My Father Worked at This Shop
My father Ron Burchell worked at the shop seen in this photograph. The Burchell family had lived in the village for generations. The owner of the shop was Edward Grinstead and his wife Millie who was my godmother. We lived at the thatched Old Cottage behind the hedge on the left. My dad had been a shop boy here before he joined the RAF in the 1920s. When he left the RAF in 1946 he worked there again. The stores sold a wide range of food and hardware, and was also a Post Office. Sugar and rice etc would be weighed out and wrapped up in 'sugar paper' often in a deep pink or purple colour.

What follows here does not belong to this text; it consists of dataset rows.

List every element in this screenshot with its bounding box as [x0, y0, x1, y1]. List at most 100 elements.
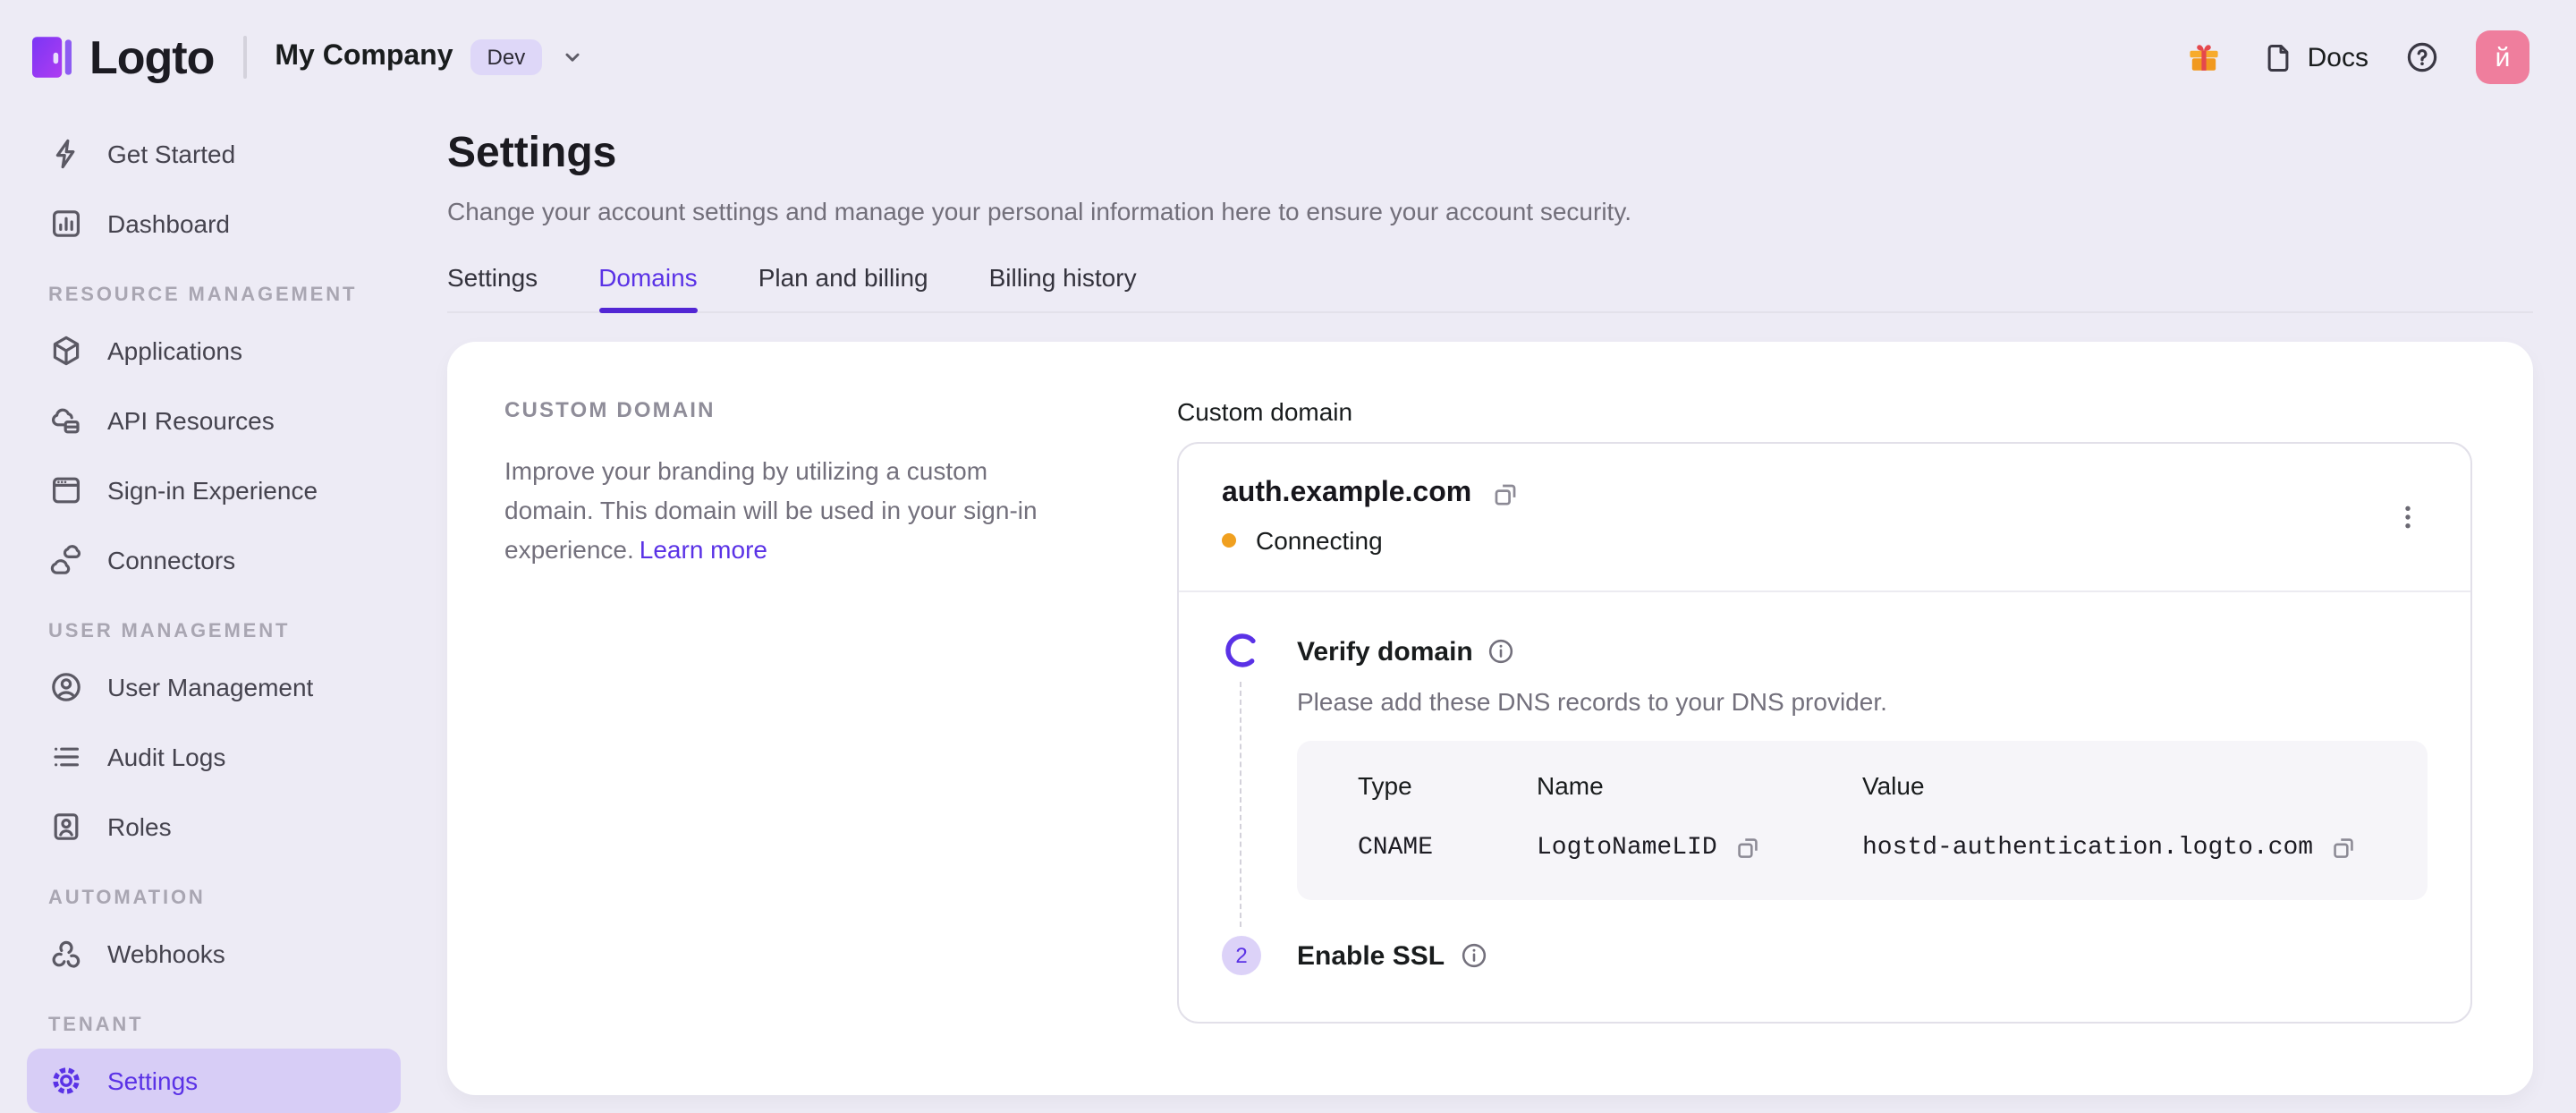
- step1-description: Please add these DNS records to your DNS…: [1297, 687, 2428, 716]
- tab-billing-history[interactable]: Billing history: [989, 263, 1137, 311]
- id-card-icon: [48, 809, 84, 845]
- dns-header-name: Name: [1537, 771, 1862, 800]
- sidebar-item-sign-in-experience[interactable]: Sign-in Experience: [27, 458, 401, 523]
- info-icon[interactable]: [1459, 941, 1487, 970]
- gift-icon[interactable]: [2186, 39, 2222, 75]
- sidebar-item-dashboard[interactable]: Dashboard: [27, 191, 401, 256]
- sidebar-item-label: Connectors: [107, 546, 235, 574]
- sidebar-section-user-management: USER MANAGEMENT: [48, 621, 401, 642]
- sidebar-item-label: Get Started: [107, 140, 235, 168]
- sidebar-item-settings[interactable]: Settings: [27, 1049, 401, 1113]
- info-icon[interactable]: [1487, 637, 1516, 666]
- dns-header-type: Type: [1358, 771, 1537, 800]
- docs-label: Docs: [2308, 42, 2368, 72]
- avatar[interactable]: й: [2476, 30, 2529, 84]
- section-description-text: Improve your branding by utilizing a cus…: [504, 456, 1038, 564]
- domain-status: Connecting: [1222, 526, 1520, 555]
- section-heading: CUSTOM DOMAIN: [504, 397, 1080, 422]
- copy-icon[interactable]: [2329, 834, 2358, 862]
- page-title: Settings: [447, 129, 2533, 179]
- settings-card: CUSTOM DOMAIN Improve your branding by u…: [447, 342, 2533, 1095]
- tab-plan-and-billing[interactable]: Plan and billing: [758, 263, 928, 311]
- sidebar-item-user-management[interactable]: User Management: [27, 655, 401, 719]
- sidebar-section-resource-management: RESOURCE MANAGEMENT: [48, 285, 401, 306]
- browser-window-icon: [48, 472, 84, 508]
- sidebar-item-get-started[interactable]: Get Started: [27, 122, 401, 186]
- sidebar-item-label: Roles: [107, 812, 172, 841]
- sidebar: Get Started Dashboard RESOURCE MANAGEMEN…: [0, 115, 429, 1084]
- copy-icon[interactable]: [1489, 479, 1520, 509]
- logto-wordmark: Logto: [89, 30, 214, 85]
- sidebar-item-label: Webhooks: [107, 939, 225, 968]
- cloud-box-icon: [48, 403, 84, 438]
- sidebar-item-label: Sign-in Experience: [107, 476, 318, 505]
- step2-title: Enable SSL: [1297, 940, 1445, 971]
- topbar-divider: [242, 36, 246, 79]
- webhook-icon: [48, 936, 84, 972]
- sidebar-item-audit-logs[interactable]: Audit Logs: [27, 725, 401, 789]
- tab-bar: Settings Domains Plan and billing Billin…: [447, 263, 2533, 313]
- dns-table-row: CNAME LogtoNameLID: [1358, 834, 2385, 862]
- copy-icon[interactable]: [1733, 834, 1762, 862]
- step2-number-badge: 2: [1222, 936, 1261, 975]
- dns-records-table: Type Name Value CNAME LogtoName: [1297, 741, 2428, 900]
- logto-console: Logto My Company Dev: [0, 0, 2576, 1084]
- chevron-down-icon: [557, 43, 586, 72]
- sidebar-section-tenant: TENANT: [48, 1015, 401, 1036]
- list-icon: [48, 739, 84, 775]
- sidebar-item-applications[interactable]: Applications: [27, 319, 401, 383]
- dns-table-header: Type Name Value: [1358, 771, 2385, 800]
- domain-steps: Verify domain: [1179, 592, 2470, 1022]
- sidebar-item-roles[interactable]: Roles: [27, 794, 401, 859]
- status-label: Connecting: [1256, 526, 1383, 555]
- step-verify-domain: Verify domain: [1222, 632, 2428, 900]
- tenant-name: My Company: [275, 41, 453, 73]
- sidebar-item-connectors[interactable]: Connectors: [27, 528, 401, 592]
- help-icon[interactable]: [2404, 39, 2440, 75]
- domain-panel-header: auth.example.com: [1179, 444, 2470, 590]
- custom-domain-description-column: CUSTOM DOMAIN Improve your branding by u…: [504, 397, 1080, 1024]
- cube-icon: [48, 333, 84, 369]
- custom-domain-panel: auth.example.com: [1177, 442, 2472, 1024]
- sidebar-item-webhooks[interactable]: Webhooks: [27, 922, 401, 986]
- dns-value-value: hostd-authentication.logto.com: [1862, 834, 2313, 862]
- sidebar-item-label: Applications: [107, 336, 242, 365]
- dns-cell-value: hostd-authentication.logto.com: [1862, 834, 2385, 862]
- step-connector-line: [1240, 682, 1241, 927]
- topbar: Logto My Company Dev: [0, 0, 2576, 115]
- sidebar-item-label: User Management: [107, 673, 313, 701]
- bar-chart-icon: [48, 206, 84, 242]
- domain-name: auth.example.com: [1222, 478, 1471, 510]
- dns-cell-name: LogtoNameLID: [1537, 834, 1862, 862]
- user-circle-icon: [48, 669, 84, 705]
- sidebar-section-automation: AUTOMATION: [48, 888, 401, 909]
- env-badge: Dev: [471, 39, 542, 75]
- page-subtitle: Change your account settings and manage …: [447, 197, 2533, 225]
- page-root: Logto My Company Dev: [0, 0, 2576, 1084]
- document-icon: [2261, 40, 2295, 74]
- learn-more-link[interactable]: Learn more: [640, 535, 767, 564]
- docs-button[interactable]: Docs: [2261, 40, 2368, 74]
- tab-settings[interactable]: Settings: [447, 263, 538, 311]
- tenant-selector[interactable]: My Company Dev: [275, 39, 586, 75]
- lightning-icon: [48, 136, 84, 172]
- dns-cell-type: CNAME: [1358, 834, 1537, 862]
- kebab-menu-icon[interactable]: [2388, 497, 2428, 536]
- main-content: Settings Change your account settings an…: [429, 115, 2576, 1084]
- sidebar-item-api-resources[interactable]: API Resources: [27, 388, 401, 453]
- topbar-actions: Docs й: [2186, 30, 2529, 84]
- custom-domain-field-label: Custom domain: [1177, 397, 2472, 426]
- step-enable-ssl: 2 Enable SSL: [1222, 936, 2428, 975]
- logto-logo-icon: [27, 32, 77, 82]
- dns-name-value: LogtoNameLID: [1537, 834, 1717, 862]
- clouds-icon: [48, 542, 84, 578]
- logto-logo[interactable]: Logto: [27, 30, 214, 85]
- tab-domains[interactable]: Domains: [598, 263, 698, 311]
- sidebar-item-label: Dashboard: [107, 209, 230, 238]
- custom-domain-column: Custom domain auth.example.com: [1177, 397, 2472, 1024]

Just after the war we had to take our coupons to the shop and the amount needed were cut out of our ration book with a big pair of scissors kept on a string by the till and the fearsome bacon slicer.
The shop was the hub of the various social groups of the village - folk dance group, Women's Institute and the Flower and Produce show. Notices about what was going on were hung on the door, with items for sale, etc.
On the front of the shop were a series of stone gargoyles, through which rain water ran on wet days. People said they came from Arundel Castle, but I don't know if that's true. Next to the shop on the right was Bury House, which had been built by John Galsworthy, the author of the Forsyte Saga. He lived there for many years, but by the time I was a child in the late 1940s and early 1950s Bury House was an Old People's Home.
I went to the village school over the main road towards Bignor. There were about 30 children in two classes there, taught by Miss Gregory and Mrs. Holdrup.
I left Bury to live in Pulborough about the time this photograph was taken, but Bury is still very dear to me.